DNA-testing startup Prenetics gets $10m series A to ensure the meds won’t kill you

“Now the drugs don’t work, they just make you worse,” sang the British band The Verve. That probably wasn’t a reference to prescribed meds. But medication is often ineffective for some people – and in many cases it can prove fatal rather than curative. That’s what DNA-testing startup Prenetics is working to beat.
Prenetics today revealed it has scored another major chunk of funding just four months after its previous round. The firm has secured US$10 million series A led by the VC wing of Chinese insurance giant Ping An.
The major new backer will help the startup expand into the massive mainland China market.
Prenetics makes a non-invasive test called iGenes that helps physicians predict the right medication, at the right dosage, based on a patient’s DNA, explains the startup’s blurb. The results come back direct to the patient through the Prenetics mobile app within 48 hours. The app includes a “Pill Box” to help people follow the right treatment exactly as prescribed.
“Every year, millions of people suffer from adverse drug reactions,” says CEO Danny Yeung. He adds that China sees 190,000 deaths each year as a result. That number comes from the World Health Organization, which states that adverse drug reactions are a more serious problem in China than in richer nations. Bad reactions to medication are the fifth leading cause of death and illness in the developed world.
Avoiding fatal mistakes
Danny explains to Tech in Asia that the Chinese insurance company will aid Prenetics’ move into mainland China.
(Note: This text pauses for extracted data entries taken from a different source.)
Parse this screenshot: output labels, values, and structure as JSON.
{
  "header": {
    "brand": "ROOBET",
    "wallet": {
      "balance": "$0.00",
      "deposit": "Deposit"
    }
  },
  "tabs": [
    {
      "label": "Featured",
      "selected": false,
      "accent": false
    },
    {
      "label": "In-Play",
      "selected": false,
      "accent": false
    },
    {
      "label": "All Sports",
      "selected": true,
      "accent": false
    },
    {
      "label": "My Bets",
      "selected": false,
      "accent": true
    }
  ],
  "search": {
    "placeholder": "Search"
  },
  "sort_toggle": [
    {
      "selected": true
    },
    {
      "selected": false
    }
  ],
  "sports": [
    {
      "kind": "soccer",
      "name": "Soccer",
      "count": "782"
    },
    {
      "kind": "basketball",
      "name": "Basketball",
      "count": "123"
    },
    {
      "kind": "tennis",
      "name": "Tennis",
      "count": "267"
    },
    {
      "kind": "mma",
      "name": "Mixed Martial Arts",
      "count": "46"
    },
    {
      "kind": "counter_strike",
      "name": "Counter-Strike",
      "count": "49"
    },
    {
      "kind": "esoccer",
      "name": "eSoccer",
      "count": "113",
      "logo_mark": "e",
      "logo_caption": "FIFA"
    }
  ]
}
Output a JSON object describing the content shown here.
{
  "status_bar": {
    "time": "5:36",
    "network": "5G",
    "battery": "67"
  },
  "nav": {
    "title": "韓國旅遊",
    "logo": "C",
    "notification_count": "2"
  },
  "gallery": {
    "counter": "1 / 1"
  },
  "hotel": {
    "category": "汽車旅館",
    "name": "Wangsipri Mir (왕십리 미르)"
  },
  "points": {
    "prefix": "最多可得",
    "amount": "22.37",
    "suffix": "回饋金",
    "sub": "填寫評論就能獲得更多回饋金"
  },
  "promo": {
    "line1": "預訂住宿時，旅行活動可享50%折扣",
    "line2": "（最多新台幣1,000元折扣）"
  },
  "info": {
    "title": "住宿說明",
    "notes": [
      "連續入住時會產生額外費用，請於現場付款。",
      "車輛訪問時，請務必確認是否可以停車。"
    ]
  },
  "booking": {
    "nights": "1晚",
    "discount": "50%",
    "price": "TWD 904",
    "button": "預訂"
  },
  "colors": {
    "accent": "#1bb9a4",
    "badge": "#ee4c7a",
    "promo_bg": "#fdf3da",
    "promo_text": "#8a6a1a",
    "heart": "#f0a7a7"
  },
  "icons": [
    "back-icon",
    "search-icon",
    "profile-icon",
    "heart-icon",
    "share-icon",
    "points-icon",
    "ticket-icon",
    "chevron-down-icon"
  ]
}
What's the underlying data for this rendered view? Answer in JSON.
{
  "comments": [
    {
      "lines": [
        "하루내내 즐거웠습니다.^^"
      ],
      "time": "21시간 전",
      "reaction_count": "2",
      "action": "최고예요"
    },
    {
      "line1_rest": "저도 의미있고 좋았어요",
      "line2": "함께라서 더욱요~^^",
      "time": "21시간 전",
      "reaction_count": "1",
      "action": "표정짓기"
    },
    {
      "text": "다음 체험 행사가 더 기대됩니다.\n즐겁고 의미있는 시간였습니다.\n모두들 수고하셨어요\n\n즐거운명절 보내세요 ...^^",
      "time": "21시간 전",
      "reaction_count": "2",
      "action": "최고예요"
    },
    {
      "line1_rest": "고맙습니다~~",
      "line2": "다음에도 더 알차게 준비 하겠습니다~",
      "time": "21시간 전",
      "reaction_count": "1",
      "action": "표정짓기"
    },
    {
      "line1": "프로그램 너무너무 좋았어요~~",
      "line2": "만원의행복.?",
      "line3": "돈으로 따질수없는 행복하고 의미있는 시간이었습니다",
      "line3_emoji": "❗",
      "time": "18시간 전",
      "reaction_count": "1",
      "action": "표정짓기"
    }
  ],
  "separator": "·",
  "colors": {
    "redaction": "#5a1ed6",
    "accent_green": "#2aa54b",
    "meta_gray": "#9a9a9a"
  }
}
“For any insurer, there’s a strong reimbursement angle with our iGenes test,” he says. “[It] provides policyholders with innovation and added value which then treats them on a personalized basis, therefore giving them the right treatment. This avoids the trial and error approach or one size fits all, thus also allowing insurers to save on healthcare costs.”
Prenetics is a part of a fast-growing startup industry in DNA testing, which covers everything from ancestry (like 23AndMe) to food safety (as with Clear Labs). Prenetics is on the pharmacogenomics side of things, which is the study of how genes affect a person’s response to drugs. It’s a field that was first recognized by Pythagoras around 500 BC when he made the link between the dangers of fava bean ingestion and various illnesses. But it wasn’t until the 1990s, as DNA sequencing became an important part of biotechnology, that the term – a portmanteau of pharmacology and genomics – came into common usage in medicine.
“We’ve evolved to focus on pharmacogenomics, which has been in the R&D stage for the past three-plus years,” says Danny, explaining why Prenetics pivoted away from what it launched as back in 2014 – a non-invasive pre-natal test for genetic abnormalities designed to be taken from week ten of pregnancy. Prenetics started earlier, operating in stealth after being conceived as spin-off from a university project in 2009.

The original founder of Prenetics, Dr. Lawrence Tzang, is the chief scientific officer, while the experienced entrepreneur Danny – he started uBuyiBuy, which later sold to Groupon – spearheads business development.
He describes the new focus on tests to avoid adverse drug reactions as “significantly important” and “a game-changer here in Asia.”
Prenetics now has just over 40 staffers. That’s anticipated to double over the next 12 months. The crew has just leased a new lab and sizeable office space.
Previous investor Venturra Capital, backed by Indonesian retail and media and a ton of other stuff conglomerate Lippo Group, which threw an approximate “several million dollars” at Prenetics back in November, also took part in this fresh funding. So did earlier backer 500 Startups. The other contributor is Capital Union Investments and COENT Venture Partners.
It’s the first time that Ping An Ventures and Venturra Capital have invested in a Hong Kong startup, points out Danny.